When France Fell: The Vichy Crisis and the Fate of the Anglo-American Alliance
$29.95
Shocked by the fall of France in 1940, panicked US leaders rushed to back the Vichy government―a fateful decision that nearly destroyed the Anglo–American alliance.
According to US Secretary of War Henry Stimson, the “most shocking single event” of World War II was not the Japanese attack on Pearl Harbor, but rather the fall of France in spring 1940. Michael Neiberg offers a dramatic history of the American response―a policy marked by panic and moral ineptitude, which placed the United States in league with fascism and nearly ruined the alliance with Britain.

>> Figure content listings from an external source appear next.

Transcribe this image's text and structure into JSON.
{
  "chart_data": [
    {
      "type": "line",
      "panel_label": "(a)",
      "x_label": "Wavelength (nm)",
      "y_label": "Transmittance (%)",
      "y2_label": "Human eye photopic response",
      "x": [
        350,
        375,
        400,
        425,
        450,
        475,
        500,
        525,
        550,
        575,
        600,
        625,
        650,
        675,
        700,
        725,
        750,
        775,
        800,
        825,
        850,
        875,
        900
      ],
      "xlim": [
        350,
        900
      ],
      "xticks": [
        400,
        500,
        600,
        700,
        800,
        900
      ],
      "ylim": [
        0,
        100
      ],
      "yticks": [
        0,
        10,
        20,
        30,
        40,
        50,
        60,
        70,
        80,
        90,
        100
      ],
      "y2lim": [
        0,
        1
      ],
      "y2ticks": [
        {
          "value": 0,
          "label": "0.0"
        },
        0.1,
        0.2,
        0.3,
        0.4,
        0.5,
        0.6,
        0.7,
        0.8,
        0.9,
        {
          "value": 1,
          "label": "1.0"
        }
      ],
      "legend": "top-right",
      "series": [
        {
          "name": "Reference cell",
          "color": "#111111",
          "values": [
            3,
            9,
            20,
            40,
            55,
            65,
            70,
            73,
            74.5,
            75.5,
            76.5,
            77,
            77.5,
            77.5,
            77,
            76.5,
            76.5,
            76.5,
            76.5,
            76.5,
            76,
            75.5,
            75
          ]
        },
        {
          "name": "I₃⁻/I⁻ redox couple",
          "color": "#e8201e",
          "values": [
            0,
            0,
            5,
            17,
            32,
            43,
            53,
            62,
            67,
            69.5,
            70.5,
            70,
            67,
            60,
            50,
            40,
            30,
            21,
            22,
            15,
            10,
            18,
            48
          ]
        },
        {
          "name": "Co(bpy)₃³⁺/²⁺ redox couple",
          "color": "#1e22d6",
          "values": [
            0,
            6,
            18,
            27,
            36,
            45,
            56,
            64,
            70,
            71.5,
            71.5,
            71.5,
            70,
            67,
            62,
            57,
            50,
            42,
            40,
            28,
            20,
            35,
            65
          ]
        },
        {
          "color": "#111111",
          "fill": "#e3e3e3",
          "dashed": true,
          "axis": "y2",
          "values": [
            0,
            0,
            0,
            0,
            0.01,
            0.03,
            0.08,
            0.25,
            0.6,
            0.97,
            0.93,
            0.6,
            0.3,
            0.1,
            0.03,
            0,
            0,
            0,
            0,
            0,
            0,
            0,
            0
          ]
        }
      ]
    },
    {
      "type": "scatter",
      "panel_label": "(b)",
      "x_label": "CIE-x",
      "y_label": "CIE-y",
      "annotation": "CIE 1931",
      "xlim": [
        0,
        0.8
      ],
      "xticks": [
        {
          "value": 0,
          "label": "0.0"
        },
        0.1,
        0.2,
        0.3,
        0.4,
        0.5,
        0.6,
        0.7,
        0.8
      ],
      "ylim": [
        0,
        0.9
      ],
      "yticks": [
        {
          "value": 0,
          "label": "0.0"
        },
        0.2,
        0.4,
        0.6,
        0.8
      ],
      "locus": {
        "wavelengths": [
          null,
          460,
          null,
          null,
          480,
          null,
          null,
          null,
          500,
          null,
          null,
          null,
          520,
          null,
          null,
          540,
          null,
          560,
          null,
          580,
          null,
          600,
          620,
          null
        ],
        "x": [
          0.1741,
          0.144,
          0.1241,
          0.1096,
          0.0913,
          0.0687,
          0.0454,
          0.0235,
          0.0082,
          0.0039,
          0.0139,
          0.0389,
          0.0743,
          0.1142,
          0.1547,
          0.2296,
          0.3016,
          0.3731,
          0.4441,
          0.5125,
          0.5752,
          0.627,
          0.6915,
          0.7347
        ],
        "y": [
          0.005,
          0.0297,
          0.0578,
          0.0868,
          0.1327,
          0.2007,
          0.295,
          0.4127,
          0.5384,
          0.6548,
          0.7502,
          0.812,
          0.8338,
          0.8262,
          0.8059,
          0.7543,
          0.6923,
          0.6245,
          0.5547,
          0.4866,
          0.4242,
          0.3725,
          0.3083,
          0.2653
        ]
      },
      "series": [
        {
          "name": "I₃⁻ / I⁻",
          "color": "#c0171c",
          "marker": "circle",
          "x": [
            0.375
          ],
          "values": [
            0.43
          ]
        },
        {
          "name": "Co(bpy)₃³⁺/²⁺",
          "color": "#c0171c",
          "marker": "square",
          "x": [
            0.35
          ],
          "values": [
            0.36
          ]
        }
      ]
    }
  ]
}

The successful Nazi invasion of France destabilized American planners’ strategic assumptions. At home, the result was huge increases in defense spending, the advent of peacetime military conscription, and domestic spying to weed out potential fifth columnists. Abroad, the United States decided to work with Vichy France despite its pro-Nazi tendencies. The US–Vichy partnership, intended to buy time and temper the flames of war in Europe, severely strained Anglo–American relations. American leaders naively believed that they could woo men like Philippe Pétain, preventing France from becoming a formal German ally. The British, however, understood that Vichy was subservient to Nazi Germany and instead supported resistance figures such as Charles de Gaulle. After the war, the choice to back Vichy tainted US–French relations for decades.
Our collective memory of World War II as a period of American strength overlooks the desperation and faulty decision making that drove US policy from 1940 to 1943. Tracing the key diplomatic and strategic moves of these formative years, When France Fell gives us a more nuanced and complete understanding of the war and of the global position the United States would occupy afterward.
About the author:
Dr. Michael S. Neiberg is Professor of History and Chair of War Studies at the United States Army War College in Carlisle, Pennsylvania. His published work specializes on the First and Second World Wars in global context. The Wall Street Journal named his Dance of the Furies: Europe and the Outbreak of World War I (Harvard University Press, 2011) one of the five best books ever written about that war. His latest book is When France Fell: The Vichy Crisis and the Fate of the Anglo-American Relationship (Harvard University Press, 2021). In 2017 he was awarded the Médaille d'Or du Rayonnement Culturel from La Renaissance Française, an organization founded by French President Raymond Poincaré in 1915 to keep French culture alive during the First World War.